Australia’s Consumer Price Index (CPI) rose by 4.6% year-over-year in March, up from a 3.7% increase previously, according to the Australian Bureau of Statistics. Although this figure was slightly below the 4.7% forecast, it remains well above the Reserve Bank of Australia’s (RBA) target range, maintaining pressure on the central bank to consider further rate hikes. The monthly CPI for March was 1.1%, compared to 0% in the prior reading [1].

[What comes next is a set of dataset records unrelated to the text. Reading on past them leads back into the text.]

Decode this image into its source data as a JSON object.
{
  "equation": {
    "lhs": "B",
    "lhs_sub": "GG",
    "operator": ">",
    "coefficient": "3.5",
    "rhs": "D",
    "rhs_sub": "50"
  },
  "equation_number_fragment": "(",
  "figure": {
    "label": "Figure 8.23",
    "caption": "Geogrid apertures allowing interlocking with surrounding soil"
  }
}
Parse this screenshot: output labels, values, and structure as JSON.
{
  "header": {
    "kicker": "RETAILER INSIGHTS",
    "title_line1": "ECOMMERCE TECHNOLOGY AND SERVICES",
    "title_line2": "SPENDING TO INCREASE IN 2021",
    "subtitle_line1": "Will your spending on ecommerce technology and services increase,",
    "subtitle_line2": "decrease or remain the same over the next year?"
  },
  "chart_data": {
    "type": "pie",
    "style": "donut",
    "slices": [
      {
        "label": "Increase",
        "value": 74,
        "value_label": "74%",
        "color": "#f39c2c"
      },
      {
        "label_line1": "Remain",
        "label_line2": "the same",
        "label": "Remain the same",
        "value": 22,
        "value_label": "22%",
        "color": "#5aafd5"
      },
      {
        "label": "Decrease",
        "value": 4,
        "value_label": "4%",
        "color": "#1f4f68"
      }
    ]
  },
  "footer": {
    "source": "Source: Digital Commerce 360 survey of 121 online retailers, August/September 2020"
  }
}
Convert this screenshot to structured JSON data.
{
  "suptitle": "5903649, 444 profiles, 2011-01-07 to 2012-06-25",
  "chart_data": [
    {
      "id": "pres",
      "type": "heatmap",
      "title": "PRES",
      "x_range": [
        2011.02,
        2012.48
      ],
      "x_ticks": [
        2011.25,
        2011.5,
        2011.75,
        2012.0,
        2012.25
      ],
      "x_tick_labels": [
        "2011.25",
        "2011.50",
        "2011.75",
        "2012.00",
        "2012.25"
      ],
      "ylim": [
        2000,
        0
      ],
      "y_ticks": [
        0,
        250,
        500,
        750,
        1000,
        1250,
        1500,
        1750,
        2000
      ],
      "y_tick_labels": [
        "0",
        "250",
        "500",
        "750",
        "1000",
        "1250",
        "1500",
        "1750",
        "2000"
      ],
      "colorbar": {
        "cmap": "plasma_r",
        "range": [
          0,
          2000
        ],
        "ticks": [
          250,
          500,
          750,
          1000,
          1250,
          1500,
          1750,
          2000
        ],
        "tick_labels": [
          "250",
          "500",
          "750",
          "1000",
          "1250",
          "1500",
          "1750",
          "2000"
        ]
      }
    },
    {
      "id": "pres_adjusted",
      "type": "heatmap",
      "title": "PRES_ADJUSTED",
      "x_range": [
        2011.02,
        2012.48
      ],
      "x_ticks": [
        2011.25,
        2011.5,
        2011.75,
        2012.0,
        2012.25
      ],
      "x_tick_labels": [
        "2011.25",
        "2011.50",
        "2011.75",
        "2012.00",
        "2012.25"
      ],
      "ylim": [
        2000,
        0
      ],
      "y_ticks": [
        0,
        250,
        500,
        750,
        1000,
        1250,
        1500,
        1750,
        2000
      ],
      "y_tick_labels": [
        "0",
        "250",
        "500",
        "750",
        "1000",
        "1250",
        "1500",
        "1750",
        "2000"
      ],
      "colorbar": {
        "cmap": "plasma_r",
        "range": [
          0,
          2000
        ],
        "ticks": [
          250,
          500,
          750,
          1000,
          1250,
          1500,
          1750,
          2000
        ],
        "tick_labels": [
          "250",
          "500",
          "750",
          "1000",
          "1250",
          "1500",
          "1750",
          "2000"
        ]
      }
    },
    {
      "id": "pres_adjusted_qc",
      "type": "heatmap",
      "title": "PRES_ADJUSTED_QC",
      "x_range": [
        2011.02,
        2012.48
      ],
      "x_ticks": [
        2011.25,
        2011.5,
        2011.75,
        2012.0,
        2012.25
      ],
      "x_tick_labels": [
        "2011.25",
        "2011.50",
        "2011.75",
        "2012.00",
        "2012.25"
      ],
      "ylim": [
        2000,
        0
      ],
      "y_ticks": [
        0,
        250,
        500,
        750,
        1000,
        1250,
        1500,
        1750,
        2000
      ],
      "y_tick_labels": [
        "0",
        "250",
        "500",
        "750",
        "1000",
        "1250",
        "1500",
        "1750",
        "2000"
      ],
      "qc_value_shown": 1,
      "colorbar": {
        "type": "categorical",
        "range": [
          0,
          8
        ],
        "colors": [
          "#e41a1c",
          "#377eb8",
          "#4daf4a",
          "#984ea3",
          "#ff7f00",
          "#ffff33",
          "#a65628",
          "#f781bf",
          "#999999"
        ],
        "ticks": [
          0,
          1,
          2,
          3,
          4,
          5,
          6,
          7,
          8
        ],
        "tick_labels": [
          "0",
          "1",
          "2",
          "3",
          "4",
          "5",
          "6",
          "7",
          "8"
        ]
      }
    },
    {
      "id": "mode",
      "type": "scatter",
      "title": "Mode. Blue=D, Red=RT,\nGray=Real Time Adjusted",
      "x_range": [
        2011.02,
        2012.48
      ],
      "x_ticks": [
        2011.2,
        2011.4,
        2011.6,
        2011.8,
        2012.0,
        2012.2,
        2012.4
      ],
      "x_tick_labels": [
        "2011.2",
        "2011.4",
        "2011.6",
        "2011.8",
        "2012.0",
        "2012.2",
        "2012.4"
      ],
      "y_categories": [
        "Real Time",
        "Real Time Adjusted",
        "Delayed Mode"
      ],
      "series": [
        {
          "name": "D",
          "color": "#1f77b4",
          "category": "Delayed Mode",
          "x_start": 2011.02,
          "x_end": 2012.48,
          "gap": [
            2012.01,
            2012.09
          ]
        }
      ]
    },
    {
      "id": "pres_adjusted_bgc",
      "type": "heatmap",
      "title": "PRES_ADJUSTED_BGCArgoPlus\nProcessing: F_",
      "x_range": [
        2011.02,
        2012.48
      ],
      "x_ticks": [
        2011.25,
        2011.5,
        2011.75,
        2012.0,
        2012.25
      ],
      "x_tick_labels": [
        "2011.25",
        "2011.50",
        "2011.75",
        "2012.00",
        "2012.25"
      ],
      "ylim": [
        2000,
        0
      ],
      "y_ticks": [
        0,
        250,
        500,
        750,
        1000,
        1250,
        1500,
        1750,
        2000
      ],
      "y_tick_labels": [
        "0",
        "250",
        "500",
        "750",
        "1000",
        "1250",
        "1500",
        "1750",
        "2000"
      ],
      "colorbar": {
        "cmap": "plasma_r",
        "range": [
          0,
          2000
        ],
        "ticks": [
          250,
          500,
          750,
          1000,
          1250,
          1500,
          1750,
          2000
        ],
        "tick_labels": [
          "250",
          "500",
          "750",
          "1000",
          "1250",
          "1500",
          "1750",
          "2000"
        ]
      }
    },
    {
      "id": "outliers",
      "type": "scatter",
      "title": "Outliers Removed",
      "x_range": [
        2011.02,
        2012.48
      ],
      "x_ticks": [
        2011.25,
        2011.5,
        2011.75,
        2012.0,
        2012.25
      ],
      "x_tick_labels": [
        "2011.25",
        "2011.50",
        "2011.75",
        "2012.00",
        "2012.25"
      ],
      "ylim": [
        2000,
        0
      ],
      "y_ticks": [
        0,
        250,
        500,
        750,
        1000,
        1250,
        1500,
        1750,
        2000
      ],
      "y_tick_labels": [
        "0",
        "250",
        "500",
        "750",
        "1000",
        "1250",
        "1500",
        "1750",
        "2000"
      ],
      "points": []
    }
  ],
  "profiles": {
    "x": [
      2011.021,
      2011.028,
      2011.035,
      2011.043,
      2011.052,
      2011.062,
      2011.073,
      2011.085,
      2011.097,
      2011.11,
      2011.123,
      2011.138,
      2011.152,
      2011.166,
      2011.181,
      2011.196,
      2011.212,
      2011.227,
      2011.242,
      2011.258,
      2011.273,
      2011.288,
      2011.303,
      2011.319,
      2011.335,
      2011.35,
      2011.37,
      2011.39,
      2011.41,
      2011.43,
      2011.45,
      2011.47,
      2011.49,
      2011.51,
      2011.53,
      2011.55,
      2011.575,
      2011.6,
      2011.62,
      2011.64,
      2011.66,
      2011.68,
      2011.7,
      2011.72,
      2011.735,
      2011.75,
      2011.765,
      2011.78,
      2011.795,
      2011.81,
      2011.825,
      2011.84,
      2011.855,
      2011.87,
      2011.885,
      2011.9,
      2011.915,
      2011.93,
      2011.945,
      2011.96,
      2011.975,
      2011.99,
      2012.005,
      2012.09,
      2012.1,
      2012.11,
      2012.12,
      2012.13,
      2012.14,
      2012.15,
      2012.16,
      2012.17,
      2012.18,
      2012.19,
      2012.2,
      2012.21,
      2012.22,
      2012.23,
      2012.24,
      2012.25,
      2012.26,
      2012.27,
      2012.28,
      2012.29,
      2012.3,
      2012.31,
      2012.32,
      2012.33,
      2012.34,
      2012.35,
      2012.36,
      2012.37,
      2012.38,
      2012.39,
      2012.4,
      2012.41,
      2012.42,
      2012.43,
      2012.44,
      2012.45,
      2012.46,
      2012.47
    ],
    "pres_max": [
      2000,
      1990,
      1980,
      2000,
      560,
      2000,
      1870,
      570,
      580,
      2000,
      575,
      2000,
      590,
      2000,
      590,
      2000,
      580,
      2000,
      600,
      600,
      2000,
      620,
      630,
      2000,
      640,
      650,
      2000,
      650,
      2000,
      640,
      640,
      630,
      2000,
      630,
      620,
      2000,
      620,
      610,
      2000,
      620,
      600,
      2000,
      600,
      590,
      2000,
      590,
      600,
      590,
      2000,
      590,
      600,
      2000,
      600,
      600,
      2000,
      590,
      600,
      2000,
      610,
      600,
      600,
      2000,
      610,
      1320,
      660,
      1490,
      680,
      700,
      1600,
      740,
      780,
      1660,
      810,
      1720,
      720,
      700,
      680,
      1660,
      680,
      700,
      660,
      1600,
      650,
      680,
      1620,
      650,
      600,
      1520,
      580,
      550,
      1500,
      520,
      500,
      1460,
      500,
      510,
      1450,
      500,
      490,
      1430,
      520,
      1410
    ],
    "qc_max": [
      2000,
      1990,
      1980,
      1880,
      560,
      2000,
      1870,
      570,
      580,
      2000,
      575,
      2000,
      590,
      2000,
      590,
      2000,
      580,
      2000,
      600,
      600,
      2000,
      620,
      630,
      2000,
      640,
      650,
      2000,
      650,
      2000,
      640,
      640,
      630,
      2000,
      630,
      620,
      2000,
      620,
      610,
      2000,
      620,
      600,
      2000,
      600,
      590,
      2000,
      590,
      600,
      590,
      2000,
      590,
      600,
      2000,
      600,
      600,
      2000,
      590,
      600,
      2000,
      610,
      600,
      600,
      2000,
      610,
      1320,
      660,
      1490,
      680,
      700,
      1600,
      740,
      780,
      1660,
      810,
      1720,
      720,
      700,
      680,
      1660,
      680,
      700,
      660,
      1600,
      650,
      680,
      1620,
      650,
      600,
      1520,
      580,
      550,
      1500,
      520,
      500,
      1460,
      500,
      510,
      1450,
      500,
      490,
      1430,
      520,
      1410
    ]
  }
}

On the US side, the Federal Open Market Committee (FOMC) voted 8-4 to hold rates in a range of 3.5% to 3.75%, marking the first time since October 1992 that four FOMC members dissented. The committee cited elevated inflation, partly due to recent increases in global energy prices. Fed Chair Jerome Powell stated he would continue serving as a Fed governor after his chairmanship ends, with Kevin Warsh, nominated by Trump, expected to succeed him [1].
The market is closely watching the upcoming Chinese PMI data, as China is Australia’s largest trading partner and the health of the Chinese economy significantly impacts the AUD. The elevated Australian inflation data has provided support for the AUD, as it increases the likelihood of further RBA tightening, while global risk sentiment and US monetary policy developments also remain influential factors [1].
CONCLUSION
The Australian Dollar gained ground against the US Dollar following higher-than-expected inflation data, which keeps pressure on the RBA to consider rate hikes. Market participants are now focused on the upcoming Chinese PMI releases, which could further influence the AUD’s direction. Overall, the AUD remains supported by domestic inflation and expectations of tighter monetary policy.